Arthur Rubinstein was born in Lodz, Poland, in 1887. He was a musical prodigy and was already studying piano at the age of 3. By 5, he had performed publicly. As a young boy, he auditioned for Joseph Joachim, a famous violinist. Joachim agreed to teach Rubinstein, so the young boy left his family to study in Berlin.
After just 3 years under Joachim, Rubinstein performed with the Berlin Philharmonic. His talent was shared in concerts throughout Europe, and he even traveled to New York to play at Carnegie Hall in 1906. He toured several continents and visited countless countries to share his musical talents.
Rubinstein, one of the greatest pianists in history, confessed that “On stage, he would take a chance. And that there had to be an element of daring in great music-making. The younger ones, they were too cautious. They took the music out of their pockets instead of their hearts.”

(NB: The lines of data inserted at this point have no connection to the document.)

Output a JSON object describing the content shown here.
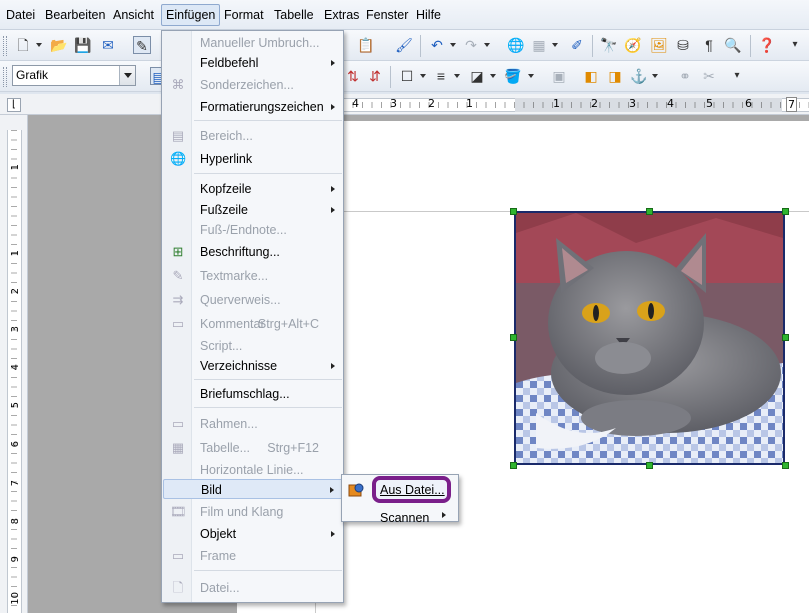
{
  "menubar": {
    "items": [
      {
        "label": "Datei"
      },
      {
        "label": "Bearbeiten"
      },
      {
        "label": "Ansicht"
      },
      {
        "label": "Einfügen"
      },
      {
        "label": "Format"
      },
      {
        "label": "Tabelle"
      },
      {
        "label": "Extras"
      },
      {
        "label": "Fenster"
      },
      {
        "label": "Hilfe"
      }
    ],
    "active": "Einfügen"
  },
  "toolbar2": {
    "style_value": "Grafik"
  },
  "ruler": {
    "h_numbers": [
      "4",
      "3",
      "2",
      "1",
      "1",
      "2",
      "3",
      "4",
      "5",
      "6",
      "7"
    ],
    "v_numbers": [
      "1",
      "1",
      "2",
      "3",
      "4",
      "5",
      "6",
      "7",
      "8",
      "9",
      "10"
    ]
  },
  "insert_menu": {
    "items": [
      {
        "label": "Manueller Umbruch...",
        "disabled": true
      },
      {
        "label": "Feldbefehl",
        "submenu": true
      },
      {
        "label": "Sonderzeichen...",
        "disabled": true,
        "icon": "omega-icon"
      },
      {
        "label": "Formatierungszeichen",
        "submenu": true
      },
      {
        "label": "Bereich...",
        "disabled": true,
        "icon": "section-icon"
      },
      {
        "label": "Hyperlink",
        "icon": "hyperlink-icon"
      },
      {
        "label": "Kopfzeile",
        "submenu": true
      },
      {
        "label": "Fußzeile",
        "submenu": true
      },
      {
        "label": "Fuß-/Endnote...",
        "disabled": true
      },
      {
        "label": "Beschriftung...",
        "icon": "caption-icon"
      },
      {
        "label": "Textmarke...",
        "disabled": true,
        "icon": "bookmark-icon"
      },
      {
        "label": "Querverweis...",
        "disabled": true,
        "icon": "cross-reference-icon"
      },
      {
        "label": "Kommentar",
        "accel": "Strg+Alt+C",
        "disabled": true,
        "icon": "comment-icon"
      },
      {
        "label": "Script...",
        "disabled": true
      },
      {
        "label": "Verzeichnisse",
        "submenu": true
      },
      {
        "label": "Briefumschlag..."
      },
      {
        "label": "Rahmen...",
        "disabled": true,
        "icon": "frame-icon"
      },
      {
        "label": "Tabelle...",
        "accel": "Strg+F12",
        "disabled": true,
        "icon": "table-icon"
      },
      {
        "label": "Horizontale Linie...",
        "disabled": true
      },
      {
        "label": "Bild",
        "submenu": true,
        "highlighted": true
      },
      {
        "label": "Film und Klang",
        "disabled": true,
        "icon": "movie-icon"
      },
      {
        "label": "Objekt",
        "submenu": true
      },
      {
        "label": "Frame",
        "disabled": true,
        "icon": "floating-frame-icon"
      },
      {
        "label": "Datei...",
        "disabled": true,
        "icon": "file-icon"
      }
    ]
  },
  "bild_submenu": {
    "items": [
      {
        "label": "Aus Datei...",
        "highlighted": true,
        "icon": "image-from-file-icon"
      },
      {
        "label": "Scannen",
        "submenu": true
      }
    ]
  },
  "image": {
    "alt": "Graue Katze (Kartäuser) auf blau-weiß kariertem Stoff"
  },
  "colors": {
    "highlight_ring": "#7a1f8a",
    "handle": "#2fb52f",
    "image_border": "#1a2a6a"
  }
}
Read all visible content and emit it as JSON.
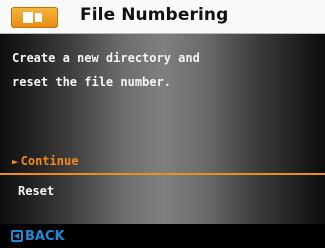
{
  "header": {
    "title": "File Numbering",
    "icon": "memory-card-icon"
  },
  "main": {
    "description": "Create a new directory and\nreset the file number.",
    "options": [
      {
        "label": "Continue",
        "selected": true
      },
      {
        "label": "Reset",
        "selected": false
      }
    ],
    "accent_color": "#f28a1c"
  },
  "footer": {
    "back_label": "BACK",
    "back_color": "#1d8ad6"
  }
}
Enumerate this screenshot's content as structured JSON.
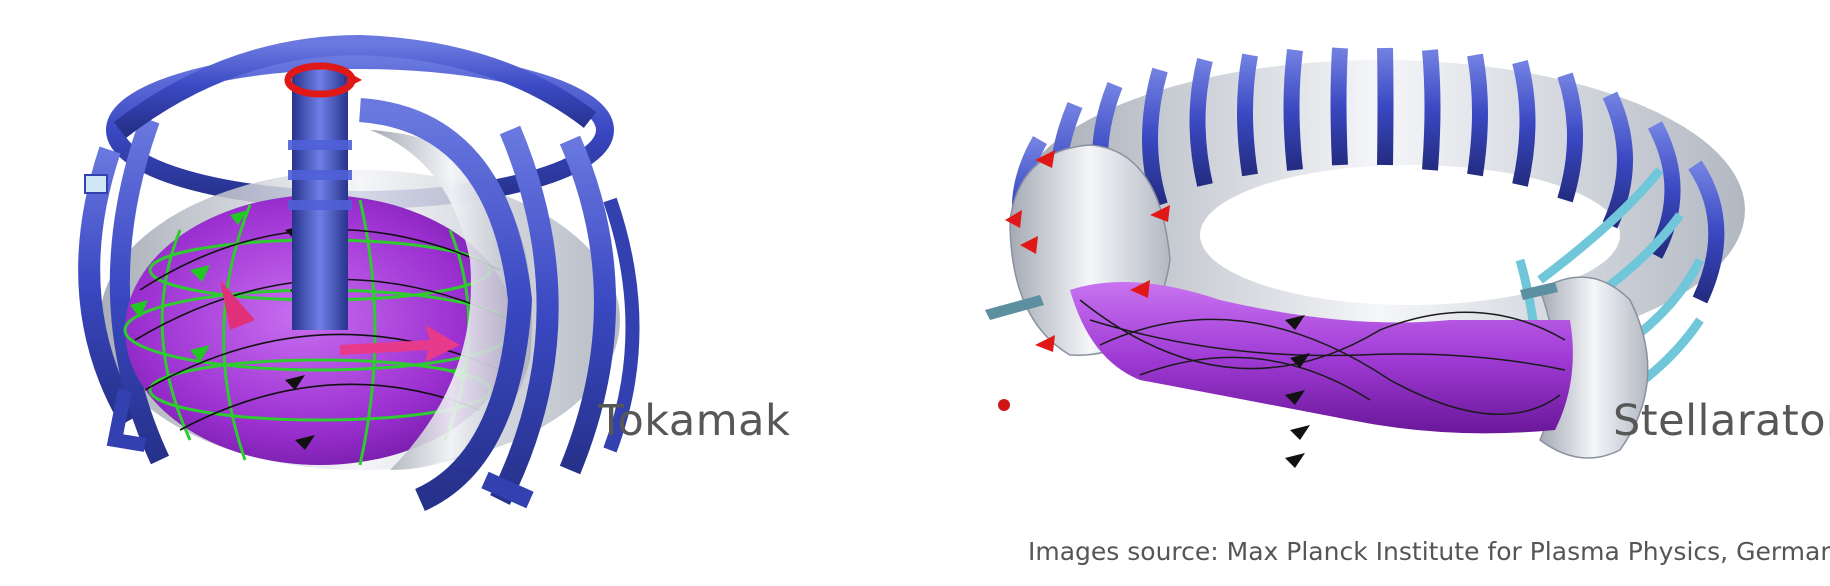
{
  "labels": {
    "tokamak": "Tokamak",
    "stellarator": "Stellarator"
  },
  "source": "Images source: Max Planck Institute for Plasma Physics, Germany",
  "colors": {
    "coil_blue": "#3f4fc8",
    "coil_dark": "#2a3590",
    "plasma_purple": "#a23cd6",
    "field_green": "#2ecc2e",
    "arrow_red": "#e01818",
    "steel_light": "#d9dde4",
    "cyan_coil": "#6fc7d9"
  },
  "icons": {
    "tokamak": "tokamak-reactor-illustration",
    "stellarator": "stellarator-reactor-illustration"
  }
}
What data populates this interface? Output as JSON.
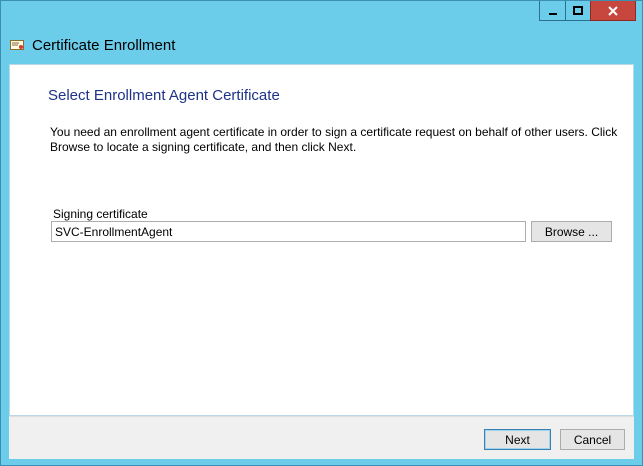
{
  "window": {
    "title": "Certificate Enrollment",
    "controls": {
      "minimize_icon": "minimize-icon",
      "maximize_icon": "maximize-icon",
      "close_icon": "close-icon"
    }
  },
  "page": {
    "heading": "Select Enrollment Agent Certificate",
    "description": "You need an enrollment agent certificate in order to sign a certificate request on behalf of other users. Click Browse to locate a signing certificate, and then click Next."
  },
  "signing": {
    "label": "Signing certificate",
    "value": "SVC-EnrollmentAgent",
    "browse_label": "Browse ..."
  },
  "footer": {
    "next_label": "Next",
    "cancel_label": "Cancel"
  },
  "colors": {
    "frame": "#6ccdeb",
    "heading": "#1e3287",
    "close": "#c7463e"
  }
}
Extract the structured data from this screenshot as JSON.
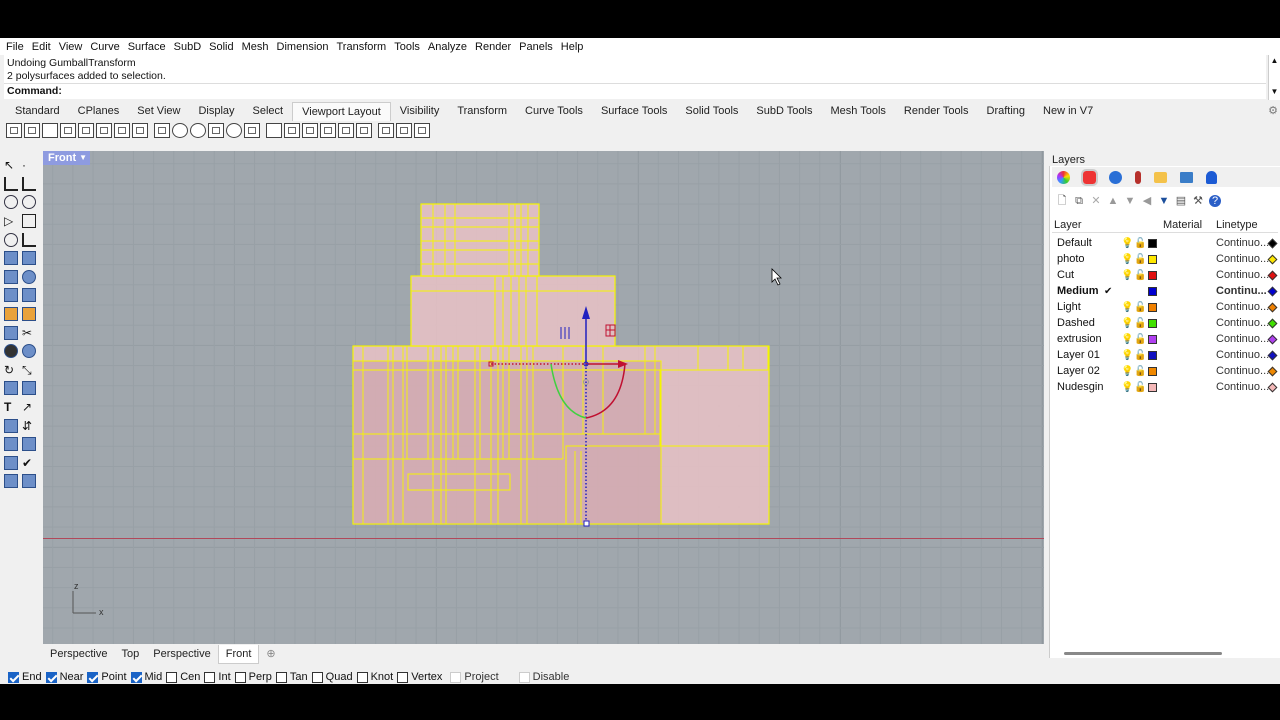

Often, it takes having lived a full life to be less apprehensive about what others may think of you. Passion, creativity, open-mindedness, and other attributes sometimes take many, many years to develop, and Rubinstein, took music and life "out of his heart," having relocated his family to America as World War II began while he was living in France. He toured the world being heralded as a genius and a creative revolutionary for his interpretations of musicians like Chopin.
Rubinstein wrote in his memoir that “there is no formula for success, except perhaps an unconditional acceptance of life, and what it brings.” And Rubinstein kept performing, and being successful as a pianist, until partial blindness forced him to retire. Even after, however, he received the United States Medal of Freedom, wrote My Many Years, and was interviewed for a 90 minute television special at the age of 90.
Rubinstein died in 1982 at 95, but not before living a youthful, vivacious, and influential life. He was an exemplary model for being important and inspirational for an entire life--not just in younger years.